‘Ik droeg een donkerblauwe hoed en een voile,’ zei mevrouw Furstner. ‘U herinnert het zich natuurlijk niet meer. Maar ik was de enige die een voile droeg. U moet honderden handen hebben gedrukt.’
Ik vertelde haar niets over mijn spierpijn, de volgende dag. Ze was ontroerd door mijn briefje, ze had mijn vader ‘beter dan wie ook’ gekend. ‘Nou ja, uw moeder, maar die kende hem toch ook weer anders.’

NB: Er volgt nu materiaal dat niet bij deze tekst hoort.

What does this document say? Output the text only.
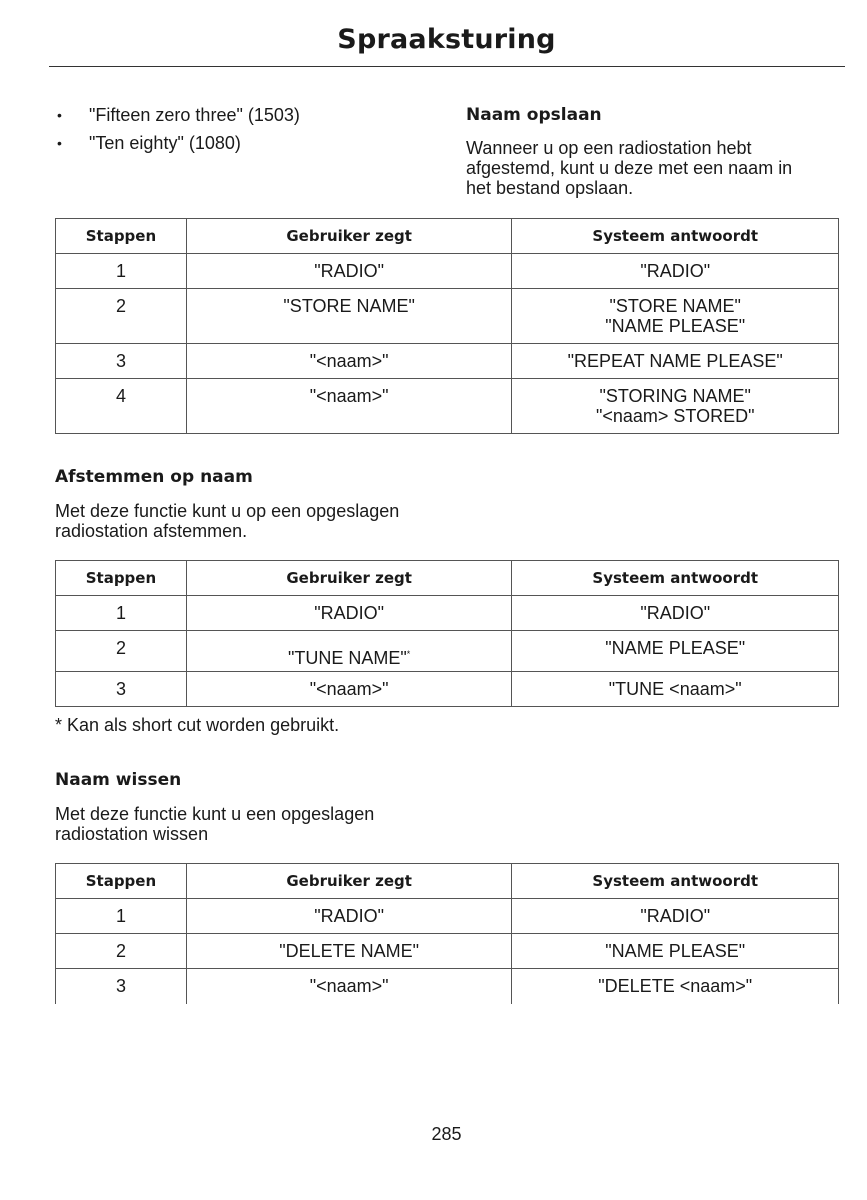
Spraaksturing
• "Fifteen zero three" (1503)
• "Ten eighty" (1080)
Naam opslaan
Wanneer u op een radiostation hebt
afgestemd, kunt u deze met een naam in
het bestand opslaan.
Stappen	Gebruiker zegt	Systeem antwoordt
1	"RADIO"	"RADIO"
2	"STORE NAME"	"STORE NAME"
"NAME PLEASE"

3	"<naam>"	"REPEAT NAME PLEASE"
4	"<naam>"	"STORING NAME"
"<naam> STORED"
Afstemmen op naam
Met deze functie kunt u op een opgeslagen
radiostation afstemmen.
Stappen	Gebruiker zegt	Systeem antwoordt
1	"RADIO"	"RADIO"
2	"TUNE NAME"*	"NAME PLEASE"
3	"<naam>"	"TUNE <naam>"
* Kan als short cut worden gebruikt.
Naam wissen
Met deze functie kunt u een opgeslagen
radiostation wissen
Stappen	Gebruiker zegt	Systeem antwoordt
1	"RADIO"	"RADIO"
2	"DELETE NAME"	"NAME PLEASE"
3	"<naam>"	"DELETE <naam>"
285
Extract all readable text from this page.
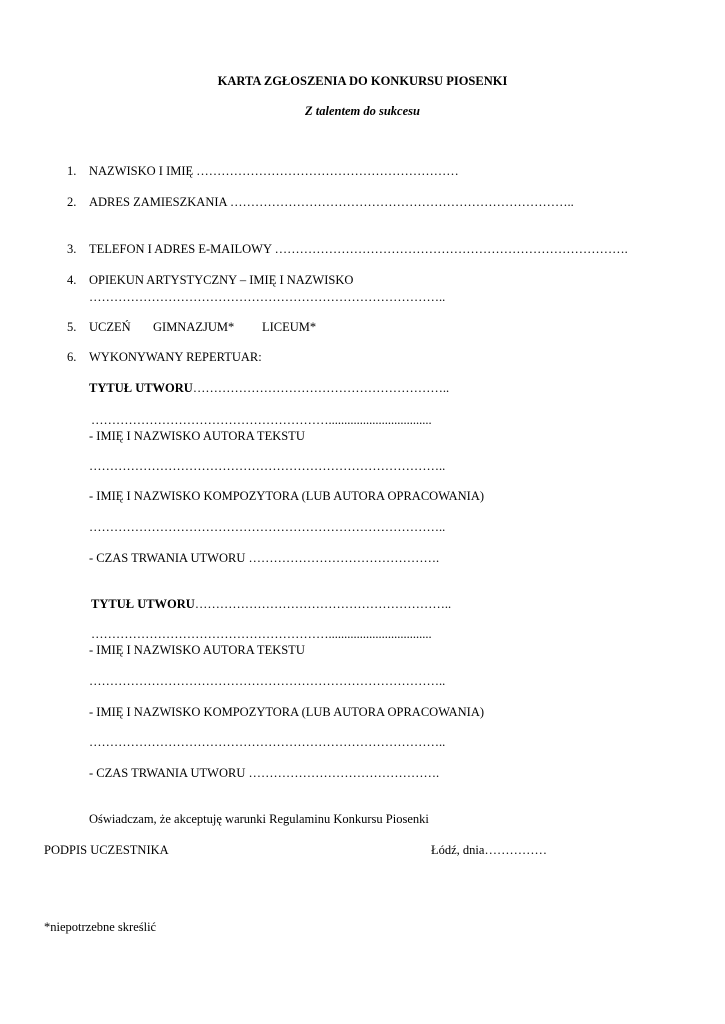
KARTA ZGŁOSZENIA DO KONKURSU PIOSENKI
Z talentem do sukcesu
1. NAZWISKO I IMIĘ ………………………………………………………
2. ADRES ZAMIESZKANIA ………………………………………………………………………..
3. TELEFON I ADRES E-MAILOWY ………………………………………………………………………….
4. OPIEKUN ARTYSTYCZNY – IMIĘ I NAZWISKO
…………………………………………………………………………..
5. UCZEŃ GIMNAZJUM* LICEUM*
6. WYKONYWANY REPERTUAR:
TYTUŁ UTWORU……………………………………………………..
………………………………………………….................................
- IMIĘ I NAZWISKO AUTORA TEKSTU
…………………………………………………………………………..
- IMIĘ I NAZWISKO KOMPOZYTORA (LUB AUTORA OPRACOWANIA)
…………………………………………………………………………..
- CZAS TRWANIA UTWORU ……………………………………….
TYTUŁ UTWORU……………………………………………………..
………………………………………………….................................
- IMIĘ I NAZWISKO AUTORA TEKSTU
…………………………………………………………………………..
- IMIĘ I NAZWISKO KOMPOZYTORA (LUB AUTORA OPRACOWANIA)
…………………………………………………………………………..
- CZAS TRWANIA UTWORU ……………………………………….
Oświadczam, że akceptuję warunki Regulaminu Konkursu Piosenki
PODPIS UCZESTNIKA	Łódź, dnia……………
*niepotrzebne skreślić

Ze vroeg wanneer ik met vakantie ging. Ze wilde me voor die tijd spreken. ‘Er komen zoveel herinneringen in mij boven,’ zei ze. ‘Nu moet ik die twee weken bewaren.’
Ik zei dat ik diezelfde middag langs zou komen.
‘Het gaat om zulke gewichtige dingen,’ zei mevrouw Furstner. ‘Uw vader was een belangrijk man.’
Ze had mij wel eens van een afstand gezien toen ik klein was en ze had mij toen een aardig kereltje gevonden. Ik zon op een manier om aan drinken te komen zonder de verbinding te verbreken.
‘Hij was toch bevriend met uw man, is het niet?’ vroeg ik toen zij een ogenblik stil was.
‘Mijn man is ook dood,’ zei mevrouw Furstner.
Ik zei dat ik dat wist.
‘Ze zijn bevriend geweest,’ vervolgde mevrouw Furstner. ‘Bevriend, ruzie maken en de zaken uitpraten omdat de Beweging dat wilde.’
‘En wat betreft hun eigen mening?’
‘Mag ik dat vanmiddag uitleggen?’ vroeg zij. ‘Die dingen zijn allemaal zo gecompliceerd.’